The president offered to create a national plan for public transit. She also said she would improve health care and education by bringing in foreign doctors and reviving an earlier plan to funnel oil royalties to schools.

But it appeared too early to tell whether her words had defused the demonstrations. One protester in Sao Paulo on Saturday, Tiago Luiz de Marcos, 28, said Rousseff “talked and talked” but simply “made people want to fight for their rights.”

Hard problems to solve

Rosana Schwartz, a historian and sociologist who is an expert on social movements at Mackenzie University in Sao Paulo, said responding to Brazilians will be difficult because of the broad range of complaints. She noted that the public condemnation of the status quo was not ideological but rather focused on the day-to-day indignities people suffer, making it difficult for the government to address in a short time frame.

“Brazilians want a state that can solve their problems,” Schwartz said. “Parties from the left and the right haven’t been able to solve the daily problems, like transportation, housing, health, education.”

It is also increasingly clear that Brazil’s economic outlook is not going to be the catalyst for change, at least in the short-term.

An economy that grew steadily in the 2000s is expected to grow just 2.5 percent this year, inflation has accelerated by 6.67 percent in the last year and the Brazilian currency, the real, is sinking. Brazilian unemployment remains low compared with many countries in Europe, but people here complain about the price of everything from groceries to apartment rents, which in big cities are among the highest in the world.

Emerson Silva, 22, a computer technician who is part of the new middle class, said people are feeling the pinch but are watching with growing frustration as the government directs billions of dollars to ensuring the World Cup and the Olympics are a success.

“If politicians can build a stadium that cost 1 billion reais,” he said, or the equivalent of $450 million, “then why aren’t they building high-quality schools?”

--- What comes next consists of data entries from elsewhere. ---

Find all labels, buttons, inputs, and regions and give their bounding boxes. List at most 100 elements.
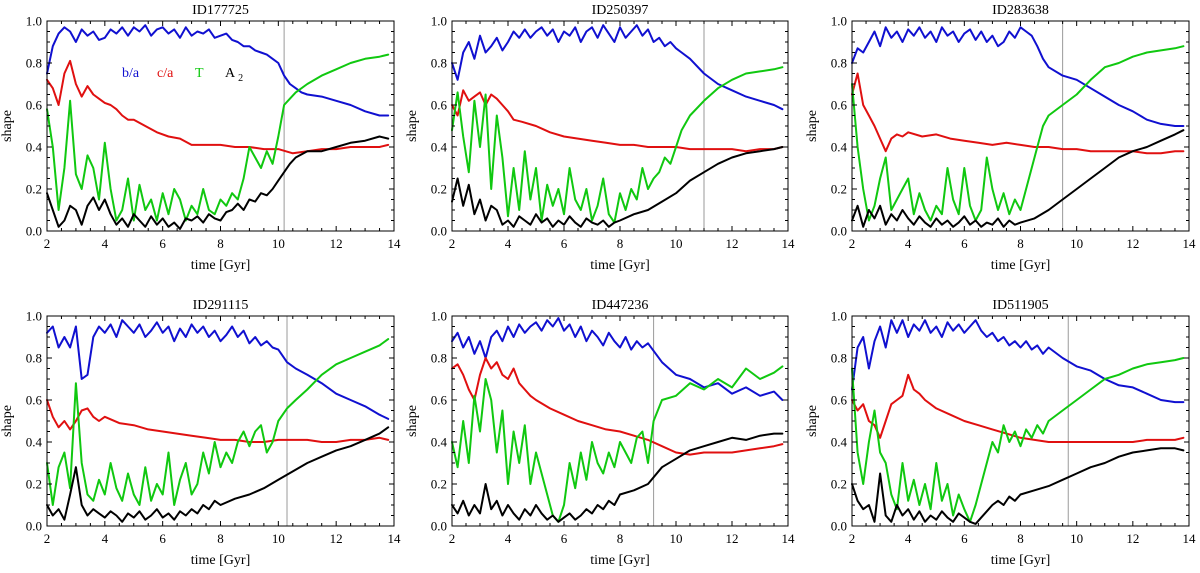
- y-tick-label: 0.6: [431, 98, 448, 113]
- x-tick-label: 10: [272, 531, 285, 546]
- series-line-t: [451, 66, 784, 224]
- x-axis-label: time [Gyr]: [191, 553, 250, 568]
- y-axis-label: shape: [805, 110, 820, 142]
- y-tick-label: 0.6: [431, 393, 448, 408]
- series-line-b-a: [46, 24, 390, 117]
- x-tick-label: 2: [44, 236, 51, 251]
- y-tick-label: 0.2: [26, 477, 42, 492]
- series-line-a2: [851, 129, 1185, 228]
- x-tick-label: 14: [1183, 236, 1197, 251]
- series-line-t: [46, 338, 390, 506]
- x-tick-label: 4: [102, 531, 109, 546]
- y-axis-label: shape: [0, 405, 15, 437]
- y-tick-label: 0.2: [831, 182, 847, 197]
- x-tick-label: 12: [330, 236, 343, 251]
- x-tick-label: 10: [670, 531, 683, 546]
- y-tick-label: 0.0: [26, 224, 42, 239]
- chart-title: ID511905: [992, 298, 1048, 313]
- x-tick-label: 4: [505, 236, 512, 251]
- x-tick-label: 6: [159, 531, 166, 546]
- x-axis-label: time [Gyr]: [991, 553, 1050, 568]
- y-tick-label: 1.0: [831, 14, 847, 29]
- x-tick-label: 12: [726, 531, 739, 546]
- y-tick-label: 0.2: [431, 477, 447, 492]
- plot-frame: [451, 20, 789, 232]
- y-tick-label: 0.6: [831, 98, 848, 113]
- series-line-c-a: [451, 89, 784, 153]
- chart-title: ID447236: [592, 298, 649, 313]
- series-line-c-a: [851, 373, 1185, 443]
- y-axis-label: shape: [405, 110, 420, 142]
- y-tick-label: 1.0: [431, 14, 447, 29]
- x-tick-label: 8: [217, 236, 224, 251]
- x-axis-label: time [Gyr]: [191, 258, 250, 273]
- x-tick-label: 8: [217, 531, 224, 546]
- series-line-a2: [46, 135, 390, 230]
- x-tick-label: 2: [449, 531, 456, 546]
- y-axis-label: shape: [405, 405, 420, 437]
- y-tick-label: 0.8: [831, 56, 847, 71]
- x-tick-label: 12: [1126, 236, 1139, 251]
- series-line-c-a: [46, 399, 390, 443]
- chart-panel-3: 2 4 6 8 10 12 14 0.0 0.2 0.4 0.6 0.8 1.0 ID283638 time…: [805, 3, 1196, 273]
- y-tick-label: 0.8: [831, 351, 847, 366]
- x-tick-label: 10: [1070, 531, 1083, 546]
- chart-panel-5: 2 4 6 8 10 12 14 0.0 0.2 0.4 0.6 0.8 1.0 ID447236 time…: [405, 298, 795, 568]
- y-tick-label: 0.8: [26, 351, 42, 366]
- x-tick-label: 10: [272, 236, 285, 251]
- y-tick-label: 1.0: [831, 309, 847, 324]
- y-tick-label: 0.4: [831, 435, 848, 450]
- y-tick-label: 0.2: [831, 477, 847, 492]
- series-line-b-a: [451, 317, 784, 401]
- x-tick-label: 14: [782, 531, 796, 546]
- chart-panel-4: 2 4 6 8 10 12 14 0.0 0.2 0.4 0.6 0.8 1.0 ID291115 time…: [0, 298, 401, 568]
- x-tick-label: 12: [726, 236, 739, 251]
- series-line-b-a: [46, 319, 390, 420]
- x-tick-label: 4: [905, 236, 912, 251]
- series-line-a2: [451, 432, 784, 523]
- y-tick-label: 1.0: [26, 309, 42, 324]
- x-tick-label: 4: [905, 531, 912, 546]
- chart-title: ID291115: [193, 298, 249, 313]
- y-tick-label: 0.6: [26, 393, 43, 408]
- x-tick-label: 8: [1017, 236, 1024, 251]
- y-tick-label: 0.0: [431, 224, 447, 239]
- x-tick-label: 10: [670, 236, 683, 251]
- series-line-t: [46, 53, 390, 222]
- x-axis-label: time [Gyr]: [590, 258, 649, 273]
- legend-label: A: [225, 66, 236, 81]
- legend-entry-2: c/a: [157, 66, 174, 81]
- y-tick-label: 0.4: [431, 435, 448, 450]
- y-tick-label: 0.2: [431, 182, 447, 197]
- series-line-b-a: [451, 24, 784, 111]
- series-line-c-a: [851, 72, 1185, 155]
- y-axis-label: shape: [0, 110, 15, 142]
- chart-title: ID250397: [592, 3, 649, 18]
- series-line-a2: [451, 146, 784, 228]
- legend-label: b/a: [122, 66, 140, 81]
- x-tick-label: 6: [561, 236, 568, 251]
- x-tick-label: 6: [159, 236, 166, 251]
- x-tick-label: 8: [1017, 531, 1024, 546]
- x-tick-label: 8: [617, 531, 624, 546]
- y-tick-label: 1.0: [431, 309, 447, 324]
- y-tick-label: 0.0: [26, 519, 42, 534]
- x-tick-label: 10: [1070, 236, 1083, 251]
- y-tick-label: 0.4: [831, 140, 848, 155]
- x-tick-label: 14: [388, 531, 402, 546]
- x-tick-label: 6: [561, 531, 568, 546]
- series-line-t: [451, 365, 784, 523]
- series-line-b-a: [851, 319, 1185, 404]
- x-tick-label: 2: [849, 531, 856, 546]
- y-tick-label: 0.8: [26, 56, 42, 71]
- chart-title: ID177725: [192, 3, 249, 18]
- y-axis-label: shape: [805, 405, 820, 437]
- y-tick-label: 0.8: [431, 351, 447, 366]
- x-tick-label: 6: [961, 531, 968, 546]
- y-tick-label: 0.4: [26, 140, 43, 155]
- x-tick-label: 8: [617, 236, 624, 251]
- y-tick-label: 0.0: [431, 519, 447, 534]
- y-tick-label: 0.0: [831, 519, 847, 534]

Particularly galling to demonstrators has been the sensation that the country’s political class seems to enrich itself at the expense of a middle class that has trouble making ends meet and poorer Brazilians who in some cases do not have enough to eat.

Though Rousseff remains popular, her Workers Party has drawn the ire of protesters. High-ranking officials in the government of her predecessor, Lula, have been convicted in the mensalao scandal, in which huge payoffs were made to secure votes from members of congress.

“Imagine people having no money to eat!” said one protester, Luysa Satyro de Moraes Sarmento, 17, carrying a sign reading, “No World Cup — I want education.” “I think Brazilians can’t take it anymore. Corruption is everywhere. The politicians don’t even hide it.”

The demonstrations have drawn comparisons to uprisings in Turkey or other parts of the Middle East, starting small and morphing into something much larger. “It’s what I call carpe diem — seize the moment,” David Fleischer, a Brasilia-based political analyst, said of protesters. “The whole world is watching.”

But unlike Egypt or Tunisia, Brazil is an established democracy that has made inroads against poverty. Demonstrators here are also venting over a range of complaints and calling for sometimes nebulous changes, such as a more accountable government. In Turkey, protesters have focused on the government’s strong-arm tactics, while protesters in Europe rose up against economic belt-tightening.

“It’s fascinating that it’s not the poorest people who are the focus,” said Carl Meacham, director of the Americas program at the Center for Strategic and International Studies in Washington. “It’s the middle class, the students, thrown in with the poor folks.”

Forero reported from Bogota, Colombia.